では、ここで挙げられているポイントをまとめてみましょうー。
運動前の栄養摂取タイミングについて
- 運動前の糖質摂取は、筋肉に十分な燃料を確実に供給してパフォーマンスを最適化する目的がメイン。初期の研究では、中程度の強度の有酸素運動を2時間、高強度の有酸素運動を1時間行うと、筋肉のグリコーゲンレベルが最大70%まで低下することが示されている。なので、トレーニングを始める約1時間以内に糖質の摂取量を最大化しとくのが大事。
- 運動前の糖質摂取は、免疫システムを働かせるのにも大事。運動前に糖質をたくさんとっておくと、運動を終えて2時間後の免疫細胞数とIL6(炎症性サイトカイン)への影響が少なくなる
運動中の栄養摂取タイミングについて
- 運動中の糖質摂取は、筋肉と肝臓のグリコーゲン利用を相殺できる。これは、運動持続時間が60分を超える場合や短時間の高負荷運動を行う場合に特に大事になる。
- 糖質の酸化率は運動を始めて75~90分の間に指数関数的に増加するので、この間に糖質をとっておくのが超重要。ここでグルコースだけを使うと酸化率は1g/分になるけど、いろんなタイプの糖質を摂取すると取り込み能力が増加する(ブドウ糖に果糖も加えてみたりとか)。
- 大量の糖質を一気に取るとお腹を壊すかもなので、タンパク質と一緒に飲んでみるのもあり。
運動後の栄養摂取タイミングについて
- 運動後はストレスホルモンの増加が起きて、筋肉の分解がスタートする。なので、運動後に糖質やタンパク質をとっておくと、コルチゾールが減少し、悪影響を防ぐことができる。
- ただし、運動の直後にタンパク質をとったところで、筋肉の発達とは関係がないとするデータは多く、タイミングよりも結局は総摂取量のほうが大事かも。

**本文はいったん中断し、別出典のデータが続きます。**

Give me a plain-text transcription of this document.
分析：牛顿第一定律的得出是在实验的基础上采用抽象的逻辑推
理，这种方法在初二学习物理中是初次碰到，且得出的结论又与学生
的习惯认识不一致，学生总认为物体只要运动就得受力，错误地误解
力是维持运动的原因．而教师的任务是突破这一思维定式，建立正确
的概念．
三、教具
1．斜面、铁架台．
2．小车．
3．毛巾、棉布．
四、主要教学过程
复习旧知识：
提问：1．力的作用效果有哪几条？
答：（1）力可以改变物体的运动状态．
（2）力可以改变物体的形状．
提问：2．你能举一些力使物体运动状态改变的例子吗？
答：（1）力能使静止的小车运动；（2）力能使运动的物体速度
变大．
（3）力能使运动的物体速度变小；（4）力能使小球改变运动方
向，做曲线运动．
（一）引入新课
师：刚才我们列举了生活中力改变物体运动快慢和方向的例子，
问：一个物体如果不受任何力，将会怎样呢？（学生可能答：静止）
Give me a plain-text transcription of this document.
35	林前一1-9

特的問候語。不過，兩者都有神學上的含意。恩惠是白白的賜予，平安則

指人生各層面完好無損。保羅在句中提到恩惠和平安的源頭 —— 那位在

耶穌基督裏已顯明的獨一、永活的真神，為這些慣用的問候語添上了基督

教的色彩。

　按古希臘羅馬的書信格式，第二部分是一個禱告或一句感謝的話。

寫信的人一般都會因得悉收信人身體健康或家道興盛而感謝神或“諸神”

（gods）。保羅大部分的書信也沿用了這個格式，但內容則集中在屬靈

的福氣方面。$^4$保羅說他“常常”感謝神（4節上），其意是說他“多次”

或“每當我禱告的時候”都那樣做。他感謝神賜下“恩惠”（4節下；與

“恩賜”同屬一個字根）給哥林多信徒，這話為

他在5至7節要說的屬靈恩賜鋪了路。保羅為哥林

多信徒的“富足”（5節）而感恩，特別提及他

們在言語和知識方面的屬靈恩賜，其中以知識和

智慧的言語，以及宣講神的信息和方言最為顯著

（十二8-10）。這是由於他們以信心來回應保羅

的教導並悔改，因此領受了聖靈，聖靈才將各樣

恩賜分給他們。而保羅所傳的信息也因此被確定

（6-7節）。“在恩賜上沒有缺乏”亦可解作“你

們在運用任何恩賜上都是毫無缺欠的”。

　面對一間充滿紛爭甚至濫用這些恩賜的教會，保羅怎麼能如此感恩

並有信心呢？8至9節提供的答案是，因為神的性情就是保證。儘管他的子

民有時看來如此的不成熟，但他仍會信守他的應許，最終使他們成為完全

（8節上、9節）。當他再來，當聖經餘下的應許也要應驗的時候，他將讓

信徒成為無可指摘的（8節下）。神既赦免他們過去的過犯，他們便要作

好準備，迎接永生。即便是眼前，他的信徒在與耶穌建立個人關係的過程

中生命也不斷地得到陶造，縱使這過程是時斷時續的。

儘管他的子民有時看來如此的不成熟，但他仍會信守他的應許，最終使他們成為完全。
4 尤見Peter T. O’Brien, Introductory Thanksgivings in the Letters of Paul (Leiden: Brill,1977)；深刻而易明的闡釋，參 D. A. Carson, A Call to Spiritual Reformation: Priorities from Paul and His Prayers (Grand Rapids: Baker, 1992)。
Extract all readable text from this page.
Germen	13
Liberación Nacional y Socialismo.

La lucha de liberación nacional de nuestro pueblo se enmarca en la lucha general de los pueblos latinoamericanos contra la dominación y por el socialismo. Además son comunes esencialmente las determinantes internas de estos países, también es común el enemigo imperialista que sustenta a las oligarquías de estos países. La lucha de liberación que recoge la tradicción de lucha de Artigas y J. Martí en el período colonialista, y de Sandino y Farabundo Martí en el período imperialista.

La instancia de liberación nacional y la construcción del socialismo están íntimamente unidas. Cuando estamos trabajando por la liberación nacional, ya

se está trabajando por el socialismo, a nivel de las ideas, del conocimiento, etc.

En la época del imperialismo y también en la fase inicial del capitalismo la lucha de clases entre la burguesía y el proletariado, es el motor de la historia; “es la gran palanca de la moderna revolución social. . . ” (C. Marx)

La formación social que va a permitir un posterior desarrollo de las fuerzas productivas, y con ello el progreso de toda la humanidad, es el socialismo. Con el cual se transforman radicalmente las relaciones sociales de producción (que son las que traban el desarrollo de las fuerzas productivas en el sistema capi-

- まぁ一般人が運動後のタンパク質を心がける意味はないかもだけど、多少なりともメリットがありそうならやっておいても損はないかも。
栄養摂取のモデルケース
ってことで、以上の話をふまえたうえで研究チームは、「こんな風に糖質やらタンパク質をとってみたら?」というモデルケースを提示してくれてます。具体的にはこんな感じ。
- 体重75kgのアスリートが1日2回のトレーニングをする場合を想定
- 7:00 (朝食)= タンパク質20g、糖質75〜90g、脂質10g未満
- 9:00(コンディショニング) = 糖質40〜60g
- 11:00(トレーニング前) = タンパク質20〜3g、糖質75〜100g、脂質10g未満
- 13:00(昼食) = タンパク質20〜30g、糖質60〜80g、脂質20〜30g
- 16:00(2回目のトレーニング前) = タンパク質20g、糖質75〜90g、脂質10g未満
- 17:00(トレーニング中) = 糖質60〜90g、脂質10g未満
- 18:30(2回目のトレーニング後)=タンパク質20〜30g、糖質60〜90g、脂質10g未満
- 21:00(夕食)=タンパク質25〜30g、糖質80g、脂質20〜30g
- 22:30(就寝前)=タンパク質20g
あくまで1日に2回もトレーニングするアスリートの場合なんで、一般人はここまで細かく栄養摂取を心がける必要もないとは思いますが、徹底的にやりたい人は参考にしてもいいでしょう。あと言わずもがなですけど、これは体重75kgの人に特化したパターンなので、体重によってカロリー量と三大栄養素のバランスを変えていくことはお忘れなく。